Minister of Finance Riikka Purra (PS) last Tuesday linked the decision to the political strikes in Finland, pointing to a survey by Technology Finland. The survey found that 40 per cent of companies would be investing less in the country as a result of the strikes, albeit 60 per cent of them with the caveat that the impact on investment decisions would be fairly limited.

“With the situation not being easy also in other regards, SSAB is one of those that are targeted by the strikes,” she wrote on X on 2 April.

A similar conclusion was drawn by, for example, Mikael Pentikäinen, the managing director of the Federation of Finnish Enterprises.

SSAB, though, denied the suggestion that its decision was swayed by the strikes. “This project had been in the works for a long while before the political strikes started. The decision is made based on our operational plans,” Olavi Huhtala, the head of SSAB Europe, commented to YLE on 2 April.

The Finnish Climate Change Panel reminded that the Raahe mill has accounted for around 10 per cent of carbon dioxide emissions in Finland.

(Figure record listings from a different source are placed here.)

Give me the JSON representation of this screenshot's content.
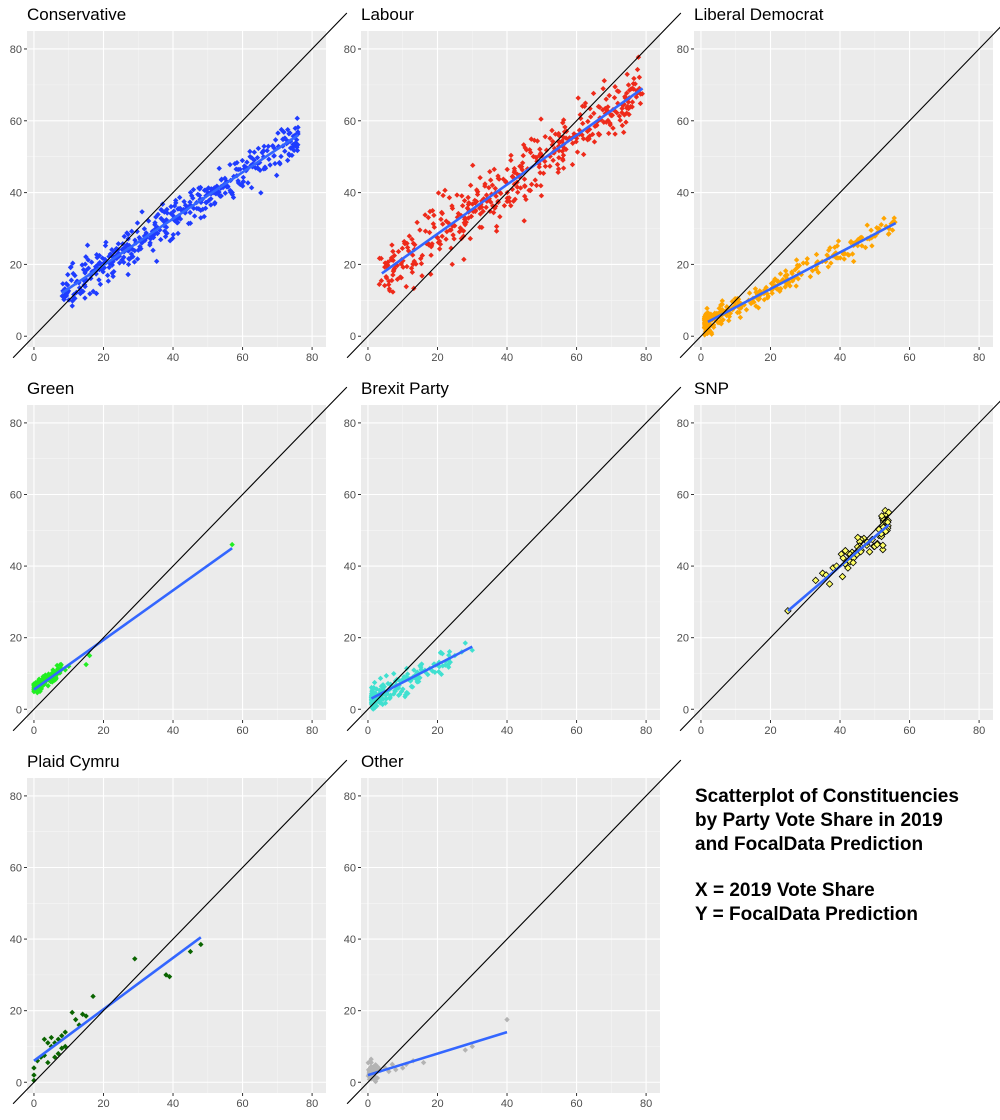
{
  "figure": {
    "caption": {
      "line1": "Scatterplot of Constituencies",
      "line2": "by Party Vote Share in 2019",
      "line3": "and FocalData Prediction",
      "line4": "X = 2019 Vote Share",
      "line5": "Y = FocalData Prediction"
    }
  },
  "chart_data": [
    {
      "type": "scatter",
      "title": "Conservative",
      "color": "#1f3cff",
      "xlim": [
        -2,
        84
      ],
      "ylim": [
        -3,
        85
      ],
      "xticks": [
        0,
        20,
        40,
        60,
        80
      ],
      "yticks": [
        0,
        20,
        40,
        60,
        80
      ],
      "fit": {
        "x0": 8,
        "y0": 12,
        "x1": 76,
        "y1": 56
      },
      "points_described": "~630 constituencies, x 8-76, y ~10-55, tightly around fit line",
      "cluster": {
        "xmin": 8,
        "xmax": 76,
        "slope": 0.647,
        "intercept": 6.8,
        "spread": 2.6,
        "n": 420
      }
    },
    {
      "type": "scatter",
      "title": "Labour",
      "color": "#ee2a1a",
      "xlim": [
        -2,
        84
      ],
      "ylim": [
        -3,
        85
      ],
      "xticks": [
        0,
        20,
        40,
        60,
        80
      ],
      "yticks": [
        0,
        20,
        40,
        60,
        80
      ],
      "fit": {
        "x0": 4,
        "y0": 17.5,
        "x1": 79,
        "y1": 69
      },
      "cluster": {
        "xmin": 3,
        "xmax": 79,
        "slope": 0.687,
        "intercept": 14.8,
        "spread": 4.5,
        "n": 430
      }
    },
    {
      "type": "scatter",
      "title": "Liberal Democrat",
      "color": "#ffa500",
      "xlim": [
        -2,
        84
      ],
      "ylim": [
        -3,
        85
      ],
      "xticks": [
        0,
        20,
        40,
        60,
        80
      ],
      "yticks": [
        0,
        20,
        40,
        60,
        80
      ],
      "fit": {
        "x0": 2,
        "y0": 4,
        "x1": 56,
        "y1": 31.5
      },
      "cluster": {
        "xmin": 1,
        "xmax": 56,
        "slope": 0.51,
        "intercept": 3.0,
        "spread": 1.6,
        "n": 300,
        "skew": 2.2
      }
    },
    {
      "type": "scatter",
      "title": "Green",
      "color": "#22ee22",
      "xlim": [
        -2,
        84
      ],
      "ylim": [
        -3,
        85
      ],
      "xticks": [
        0,
        20,
        40,
        60,
        80
      ],
      "yticks": [
        0,
        20,
        40,
        60,
        80
      ],
      "fit": {
        "x0": 0,
        "y0": 5.5,
        "x1": 57,
        "y1": 45
      },
      "cluster": {
        "xmin": 0,
        "xmax": 8,
        "slope": 0.69,
        "intercept": 5.5,
        "spread": 0.9,
        "n": 120,
        "skew": 2.0
      },
      "extra_points": [
        [
          9,
          11
        ],
        [
          10,
          12
        ],
        [
          15,
          12.5
        ],
        [
          16,
          15
        ],
        [
          57,
          46
        ]
      ]
    },
    {
      "type": "scatter",
      "title": "Brexit Party",
      "color": "#40e0d0",
      "xlim": [
        -2,
        84
      ],
      "ylim": [
        -3,
        85
      ],
      "xticks": [
        0,
        20,
        40,
        60,
        80
      ],
      "yticks": [
        0,
        20,
        40,
        60,
        80
      ],
      "fit": {
        "x0": 1,
        "y0": 3,
        "x1": 30,
        "y1": 17.5
      },
      "cluster": {
        "xmin": 1,
        "xmax": 24,
        "slope": 0.5,
        "intercept": 2.5,
        "spread": 1.8,
        "n": 170,
        "skew": 1.8
      },
      "extra_points": [
        [
          28,
          18.5
        ],
        [
          30,
          16.5
        ],
        [
          27,
          16
        ],
        [
          25,
          15
        ]
      ]
    },
    {
      "type": "scatter",
      "title": "SNP",
      "color": "#ffff66",
      "stroke": "#000000",
      "xlim": [
        -2,
        84
      ],
      "ylim": [
        -3,
        85
      ],
      "xticks": [
        0,
        20,
        40,
        60,
        80
      ],
      "yticks": [
        0,
        20,
        40,
        60,
        80
      ],
      "fit": {
        "x0": 25,
        "y0": 27.5,
        "x1": 54,
        "y1": 51.5
      },
      "cluster": {
        "xmin": 40,
        "xmax": 54,
        "slope": 0.83,
        "intercept": 6.7,
        "spread": 2.0,
        "n": 52
      },
      "extra_points": [
        [
          25,
          27.5
        ],
        [
          33,
          36
        ],
        [
          35,
          38
        ],
        [
          36,
          37.5
        ],
        [
          37,
          35
        ],
        [
          38,
          39.5
        ],
        [
          39,
          40
        ],
        [
          53,
          55.5
        ],
        [
          54,
          55
        ],
        [
          52,
          54
        ]
      ]
    },
    {
      "type": "scatter",
      "title": "Plaid Cymru",
      "color": "#0a6400",
      "xlim": [
        -2,
        84
      ],
      "ylim": [
        -3,
        85
      ],
      "xticks": [
        0,
        20,
        40,
        60,
        80
      ],
      "yticks": [
        0,
        20,
        40,
        60,
        80
      ],
      "fit": {
        "x0": 0,
        "y0": 6,
        "x1": 48,
        "y1": 40.5
      },
      "extra_points": [
        [
          0,
          0.5
        ],
        [
          0,
          2
        ],
        [
          0,
          4
        ],
        [
          1,
          6
        ],
        [
          2,
          7
        ],
        [
          3,
          7.5
        ],
        [
          3,
          12
        ],
        [
          4,
          5.5
        ],
        [
          4,
          11
        ],
        [
          5,
          10
        ],
        [
          5,
          12.5
        ],
        [
          6,
          7
        ],
        [
          6,
          11
        ],
        [
          7,
          8
        ],
        [
          7,
          12
        ],
        [
          8,
          13
        ],
        [
          8,
          9.5
        ],
        [
          9,
          10
        ],
        [
          9,
          14
        ],
        [
          11,
          19.5
        ],
        [
          12,
          17.5
        ],
        [
          13,
          16
        ],
        [
          14,
          19
        ],
        [
          15,
          18.5
        ],
        [
          17,
          24
        ],
        [
          29,
          34.5
        ],
        [
          38,
          30
        ],
        [
          39,
          29.5
        ],
        [
          45,
          36.5
        ],
        [
          48,
          38.5
        ]
      ]
    },
    {
      "type": "scatter",
      "title": "Other",
      "color": "#b3b3b3",
      "xlim": [
        -2,
        84
      ],
      "ylim": [
        -3,
        85
      ],
      "xticks": [
        0,
        20,
        40,
        60,
        80
      ],
      "yticks": [
        0,
        20,
        40,
        60,
        80
      ],
      "fit": {
        "x0": 0,
        "y0": 2,
        "x1": 40,
        "y1": 14
      },
      "cluster": {
        "xmin": 0,
        "xmax": 3,
        "slope": 0.3,
        "intercept": 2.8,
        "spread": 1.2,
        "n": 60
      },
      "extra_points": [
        [
          5,
          4
        ],
        [
          6,
          3
        ],
        [
          7,
          5
        ],
        [
          8,
          3.5
        ],
        [
          10,
          4
        ],
        [
          11,
          5
        ],
        [
          13,
          6
        ],
        [
          16,
          5.5
        ],
        [
          28,
          9
        ],
        [
          30,
          10
        ],
        [
          40,
          17.5
        ]
      ]
    }
  ]
}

Chairperson Jyri Seppälä said to the public broadcasting company that the decision to at least delay the mill’s decarbonisation could complicate the national effort to achieve carbon neutrality by 2035, especially if no other investments are made to nudge the mill in a low-carbon direction.

“[The delay] doesn’t create a completely impossible situation for our goals because we’re making good progress elsewhere in emissions. We do have to turn our land-use sector into a net sink by 2035 to achieve carbon neutrality,” he said to YLE on Wednesday.

The Raahe mill, he added, is so large that investments in low-carbon processes are all but necessary.

“The mill has to compete with some other merits than simply by producing traditional steel well. This low-carbon aspect is definitely one competitive measure that’d enable the continuation of production in future,” Seppälä stated to YLE.